Then she said, more quietly:

“Calvary isn’t needed. I’m coming home.”

She drove down the hill. The city unfolded below her like a confession — every light a secret, every street a scar, every building a body hiding something it would rather not name.

At a red light on Sunset, her phone buzzed. Anthony.

AP: How are you?

DV: Alive.

AP: That was never in question. How are you FEELING?

She stared at the phone. The cursor blinked.

DV: Like October 2022 is finally over.

AP: Come to the apartment. I’ll make you tea.

DV: Tea?

AP: Tea. Not everything is sex and espionage, Dahlia. Sometimes it’s just tea and a man who’s proud of you.

She drove to Kings Road. She parked. She took the elevator up. He opened the door wearing a grey T-shirt and sweatpants and no shoes, and the domesticity of it — the normalcy — hit her harder than any act of dominion ever had.

He made her tea. Earl Grey. Loose leaf. In a ceramic cup from a shop in Kyoto that he’d visited during an operation in 2019.
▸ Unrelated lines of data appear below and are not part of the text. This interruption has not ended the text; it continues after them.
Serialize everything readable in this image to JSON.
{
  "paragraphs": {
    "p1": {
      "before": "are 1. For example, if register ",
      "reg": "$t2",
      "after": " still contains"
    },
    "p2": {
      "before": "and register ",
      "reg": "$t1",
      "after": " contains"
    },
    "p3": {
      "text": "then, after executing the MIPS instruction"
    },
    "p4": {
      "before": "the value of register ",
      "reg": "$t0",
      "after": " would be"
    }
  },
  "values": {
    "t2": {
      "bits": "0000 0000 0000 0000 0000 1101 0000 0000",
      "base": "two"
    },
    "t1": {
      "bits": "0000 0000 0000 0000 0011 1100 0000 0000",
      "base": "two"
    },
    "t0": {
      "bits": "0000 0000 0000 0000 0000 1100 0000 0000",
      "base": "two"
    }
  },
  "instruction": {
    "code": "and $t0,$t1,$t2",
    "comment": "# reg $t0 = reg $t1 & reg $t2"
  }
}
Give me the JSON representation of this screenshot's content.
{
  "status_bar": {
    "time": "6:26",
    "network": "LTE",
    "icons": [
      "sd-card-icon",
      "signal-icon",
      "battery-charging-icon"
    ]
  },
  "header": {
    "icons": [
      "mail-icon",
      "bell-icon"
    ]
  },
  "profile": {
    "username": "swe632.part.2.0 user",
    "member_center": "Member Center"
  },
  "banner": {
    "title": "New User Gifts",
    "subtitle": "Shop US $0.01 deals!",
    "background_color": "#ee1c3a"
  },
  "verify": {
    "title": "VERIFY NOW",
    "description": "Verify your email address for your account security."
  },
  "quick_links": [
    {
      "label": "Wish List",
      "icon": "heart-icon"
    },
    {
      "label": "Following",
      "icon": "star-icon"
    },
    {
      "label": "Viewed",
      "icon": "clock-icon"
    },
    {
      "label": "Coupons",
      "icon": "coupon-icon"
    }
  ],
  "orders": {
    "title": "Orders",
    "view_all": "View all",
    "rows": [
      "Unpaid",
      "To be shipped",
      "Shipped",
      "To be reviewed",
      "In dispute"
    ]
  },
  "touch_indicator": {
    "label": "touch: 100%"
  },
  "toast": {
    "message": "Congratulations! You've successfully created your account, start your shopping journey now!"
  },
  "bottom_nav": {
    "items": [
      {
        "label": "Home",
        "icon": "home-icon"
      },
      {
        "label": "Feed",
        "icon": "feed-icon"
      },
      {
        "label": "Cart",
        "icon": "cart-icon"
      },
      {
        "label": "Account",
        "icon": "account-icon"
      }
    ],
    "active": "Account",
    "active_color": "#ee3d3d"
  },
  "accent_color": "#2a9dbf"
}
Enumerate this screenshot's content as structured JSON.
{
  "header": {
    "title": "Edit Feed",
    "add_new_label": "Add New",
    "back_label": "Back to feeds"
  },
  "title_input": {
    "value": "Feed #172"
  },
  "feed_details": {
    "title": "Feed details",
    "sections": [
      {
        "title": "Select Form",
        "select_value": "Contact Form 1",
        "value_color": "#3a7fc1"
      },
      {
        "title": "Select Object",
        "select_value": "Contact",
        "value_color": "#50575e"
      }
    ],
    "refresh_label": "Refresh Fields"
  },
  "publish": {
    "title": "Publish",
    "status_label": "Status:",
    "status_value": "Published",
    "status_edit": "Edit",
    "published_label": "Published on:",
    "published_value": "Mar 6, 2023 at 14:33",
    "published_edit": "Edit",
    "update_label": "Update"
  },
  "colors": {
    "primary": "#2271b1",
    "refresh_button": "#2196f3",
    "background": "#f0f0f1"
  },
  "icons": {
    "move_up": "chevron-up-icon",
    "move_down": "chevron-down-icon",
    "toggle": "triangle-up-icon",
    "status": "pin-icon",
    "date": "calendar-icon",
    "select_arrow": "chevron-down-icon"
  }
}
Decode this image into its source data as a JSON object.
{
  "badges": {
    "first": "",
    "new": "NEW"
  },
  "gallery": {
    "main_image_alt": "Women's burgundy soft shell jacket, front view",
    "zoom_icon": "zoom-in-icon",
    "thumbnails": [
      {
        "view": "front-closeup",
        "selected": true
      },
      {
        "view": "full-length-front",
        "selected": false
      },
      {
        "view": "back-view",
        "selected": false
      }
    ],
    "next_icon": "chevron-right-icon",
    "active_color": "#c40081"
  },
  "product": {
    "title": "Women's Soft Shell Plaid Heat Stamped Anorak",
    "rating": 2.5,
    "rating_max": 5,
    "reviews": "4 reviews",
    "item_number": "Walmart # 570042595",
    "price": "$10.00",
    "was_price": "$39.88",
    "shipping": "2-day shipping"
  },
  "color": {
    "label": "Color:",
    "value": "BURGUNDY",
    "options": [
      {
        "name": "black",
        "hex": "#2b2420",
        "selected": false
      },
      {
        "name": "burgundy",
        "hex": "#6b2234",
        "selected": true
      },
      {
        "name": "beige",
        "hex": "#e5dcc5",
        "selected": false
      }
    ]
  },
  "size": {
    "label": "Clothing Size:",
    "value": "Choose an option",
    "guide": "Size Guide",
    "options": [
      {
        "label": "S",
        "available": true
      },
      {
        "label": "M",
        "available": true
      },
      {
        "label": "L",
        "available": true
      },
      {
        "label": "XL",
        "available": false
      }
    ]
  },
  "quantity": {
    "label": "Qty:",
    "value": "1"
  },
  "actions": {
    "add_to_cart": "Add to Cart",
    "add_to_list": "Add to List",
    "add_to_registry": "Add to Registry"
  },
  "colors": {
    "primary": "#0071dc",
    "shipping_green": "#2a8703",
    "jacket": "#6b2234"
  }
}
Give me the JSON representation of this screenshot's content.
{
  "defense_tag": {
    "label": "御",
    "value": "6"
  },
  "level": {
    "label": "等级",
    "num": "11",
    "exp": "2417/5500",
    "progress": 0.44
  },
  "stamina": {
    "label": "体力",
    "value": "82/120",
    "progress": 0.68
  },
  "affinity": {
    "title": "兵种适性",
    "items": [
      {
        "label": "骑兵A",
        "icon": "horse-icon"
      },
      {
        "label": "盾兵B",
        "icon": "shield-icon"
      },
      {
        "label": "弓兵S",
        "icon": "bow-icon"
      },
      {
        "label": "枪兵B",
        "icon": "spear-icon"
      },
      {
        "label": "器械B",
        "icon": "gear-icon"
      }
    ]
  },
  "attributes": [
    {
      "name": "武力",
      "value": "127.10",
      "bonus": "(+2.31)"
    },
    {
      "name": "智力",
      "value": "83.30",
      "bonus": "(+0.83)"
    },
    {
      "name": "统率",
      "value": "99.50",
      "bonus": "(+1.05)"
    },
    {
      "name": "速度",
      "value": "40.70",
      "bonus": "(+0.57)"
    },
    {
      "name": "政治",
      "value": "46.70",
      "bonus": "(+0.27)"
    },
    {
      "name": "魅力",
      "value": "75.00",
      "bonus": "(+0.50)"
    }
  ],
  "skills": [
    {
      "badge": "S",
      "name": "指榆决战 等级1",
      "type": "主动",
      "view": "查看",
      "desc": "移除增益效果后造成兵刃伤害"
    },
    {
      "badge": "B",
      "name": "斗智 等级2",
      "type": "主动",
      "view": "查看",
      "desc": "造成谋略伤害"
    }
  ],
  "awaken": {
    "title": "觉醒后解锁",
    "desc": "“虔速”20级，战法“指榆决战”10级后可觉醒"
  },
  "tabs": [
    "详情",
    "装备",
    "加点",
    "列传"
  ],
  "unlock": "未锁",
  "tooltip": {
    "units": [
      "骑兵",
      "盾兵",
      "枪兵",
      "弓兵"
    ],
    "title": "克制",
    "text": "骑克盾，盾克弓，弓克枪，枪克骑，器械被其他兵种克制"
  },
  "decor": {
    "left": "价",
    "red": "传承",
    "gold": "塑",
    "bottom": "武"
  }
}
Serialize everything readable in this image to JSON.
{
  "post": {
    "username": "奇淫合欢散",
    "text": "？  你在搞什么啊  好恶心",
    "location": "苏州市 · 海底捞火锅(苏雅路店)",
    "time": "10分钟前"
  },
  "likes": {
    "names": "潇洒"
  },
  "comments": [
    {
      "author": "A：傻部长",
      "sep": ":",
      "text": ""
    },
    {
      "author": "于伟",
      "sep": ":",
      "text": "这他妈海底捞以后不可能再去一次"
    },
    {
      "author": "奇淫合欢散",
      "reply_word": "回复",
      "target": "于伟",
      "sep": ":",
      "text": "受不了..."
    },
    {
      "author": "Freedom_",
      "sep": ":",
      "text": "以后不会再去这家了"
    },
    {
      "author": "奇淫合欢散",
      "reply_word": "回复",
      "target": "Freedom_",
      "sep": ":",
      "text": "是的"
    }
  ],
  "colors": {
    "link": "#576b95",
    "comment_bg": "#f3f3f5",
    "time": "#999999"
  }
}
They sat on his couch and she drank the tea and told him everything — not the intelligence, which the wire had already captured, but the other everything: how it felt to stand in the foyer and smell the orchids and remember the champagne. How Scotty’s hand on her back had felt like a brand. How she had turned the trauma into leverage and the leverage into an invitation and the invitation into the beginning of the end.

“I’m proud of you,” he said.

“I know.”

“Not as your handler. As your — whatever I am to you.”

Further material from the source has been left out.